News / Opinion / Editorials

In Our View: Keep Sales Tax Exemption

Suggestion in Inslee's proposed budget would hurt businesses in Clark County

The Columbian
Published: March 28, 2013, 5:00pm

Gov. Jay Inslee wants to end the sales-tax exemption for Oregon shoppers in our state. We assumed the governor thought more highly of Clark County than that.Exempting Oregon shoppers from state sales taxes is one of the few arrows in the quiver of Clark County merchants as they struggle against sales-tax-free competitors across the Columbia River. There’s no telling how much business would be lost in our community if Oregonians were burdened with a sales tax that doesn’t exist in their own state. That brutal business reality seems to have escaped the new governor, whose proposed budget (announced Thursday) would end the 48-year-old nonresident sales tax exemption.

It’s a good thing this new revenue generator — from a governor who campaigned on a no-new-taxes platform — is only a proposal. We suspect it will be shot down in the House, where a bill with a similar intent died last year.

There are plenty of arguable topics in the governor’s proposed biennial (2013-2015) budget. Not the least is an 11 percent increase over the previous budget in state spending. According to the Washington Policy Center, Inslee proposes spending $34.4 billion over the biennium, a 10.9 percent boost from $31 billion in 2011-13. The WPC also reports this would be the second-largest increase since the 2001-03 biennium, second only to an 18 percent increase in pre-recession 2005-07. The other four budget increases have been in single digits.

Ending the nonresident exemption on sales tax is not the only new revenue source that Inslee is proposing. He will be quick to point out that — technically — it is the ending of a tax loophole and not — technically — a tax increase. For the Oregon shopper, though, it sure would look like a new tax.

The rejection of such a notion last year in the House was thanks largely to opposition by five local state representatives: Republicans Ann Rivers (since elected to the state Senate), Paul Harris and Ed Orcutt, plus Democrats Tim Probst (succeeded by Monica Stonier) and Sharon Wylie. Local politicians who have advocated removing the sales-tax exemption include Democrats Jim Moeller and former state representative Deb Wallace.

The proposal announced by Inslee on Thursday contains two troubling passages. First, it estimates that as much as $72 million could be gained by Washington in a biennium if Oregonians are forced to pay sales tax. But as we’ve pointed out before, that estimate is squishy at best, because there’s no way of knowing how much of the current business from Oregon shoppers would be suppressed by the imposition of a new sales tax.
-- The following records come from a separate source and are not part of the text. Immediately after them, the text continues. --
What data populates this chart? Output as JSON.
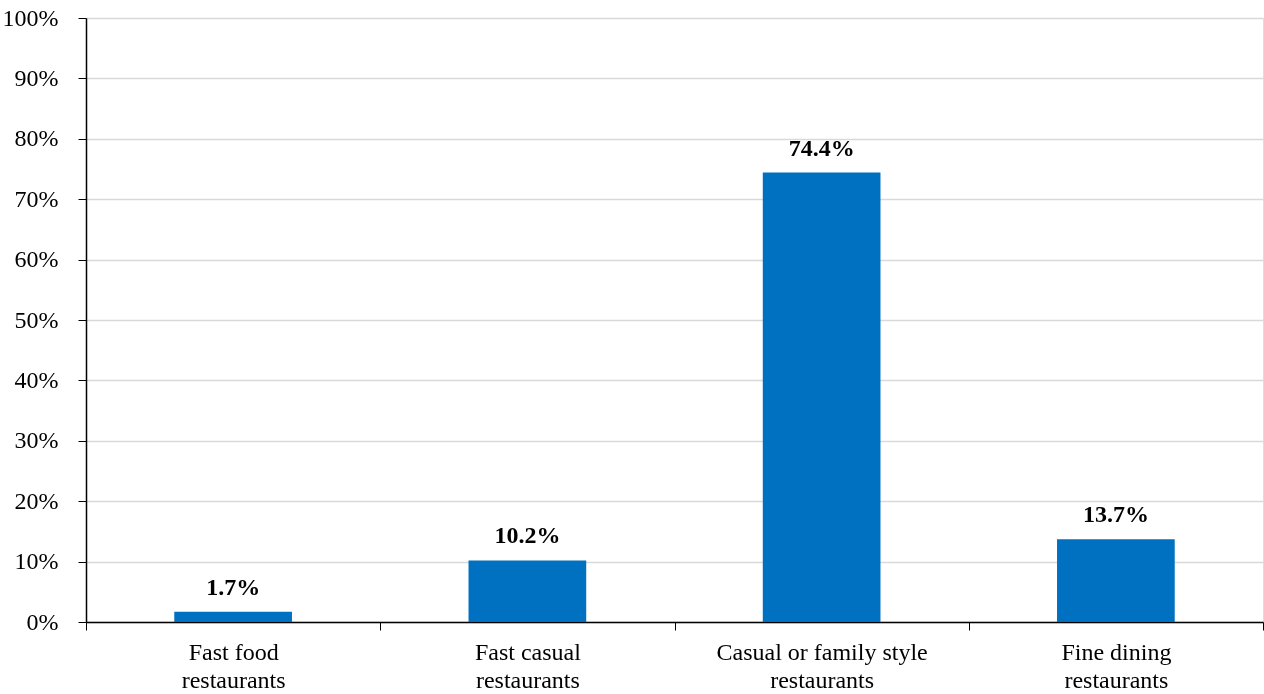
{
  "chart_data": {
    "type": "bar",
    "categories": [
      "Fast food restaurants",
      "Fast casual restaurants",
      "Casual or family style restaurants",
      "Fine dining restaurants"
    ],
    "values": [
      1.7,
      10.2,
      74.4,
      13.7
    ],
    "value_labels": [
      "1.7%",
      "10.2%",
      "74.4%",
      "13.7%"
    ],
    "color": "#0070c0",
    "ylim": [
      0,
      100
    ],
    "yticks": [
      {
        "value": 0,
        "label": "0%"
      },
      {
        "value": 10,
        "label": "10%"
      },
      {
        "value": 20,
        "label": "20%"
      },
      {
        "value": 30,
        "label": "30%"
      },
      {
        "value": 40,
        "label": "40%"
      },
      {
        "value": 50,
        "label": "50%"
      },
      {
        "value": 60,
        "label": "60%"
      },
      {
        "value": 70,
        "label": "70%"
      },
      {
        "value": 80,
        "label": "80%"
      },
      {
        "value": 90,
        "label": "90%"
      },
      {
        "value": 100,
        "label": "100%"
      }
    ],
    "grid": "y"
  }
}
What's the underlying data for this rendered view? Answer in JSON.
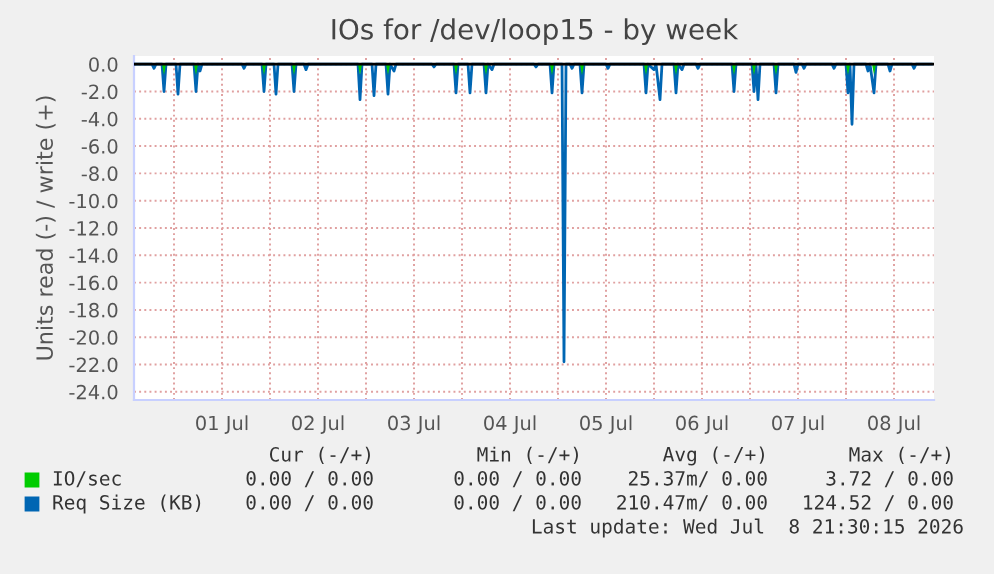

Second, there is the claim in Inslee’s proposal: “No other state has seen the need to provide similar preferential treatment to nonresidents.” The whole truth, however, is that only four other states (Alaska, Delaware, Montana and New Hampshire) fall into this category with Oregon. And all four states rank 42nd or below in population. None presents anywhere near the potential customer base of Oregon, which ranks 27th in statewide population.

In an editorial last year, we quoted Kelly Parker, president of the Greater Vancouver Chamber of Commerce: “Sales tax exemption is not the problem, and removing it is not the solution … The sales tax exemption is a sales tool for local businesses.” Parker is correct.

Moeller, too, is correct when he says there is support in our community for charging sales tax to Oregonians. But a closer examination reveals that the potential damage to local businesses, many struggling just to stay open, makes this a bad idea.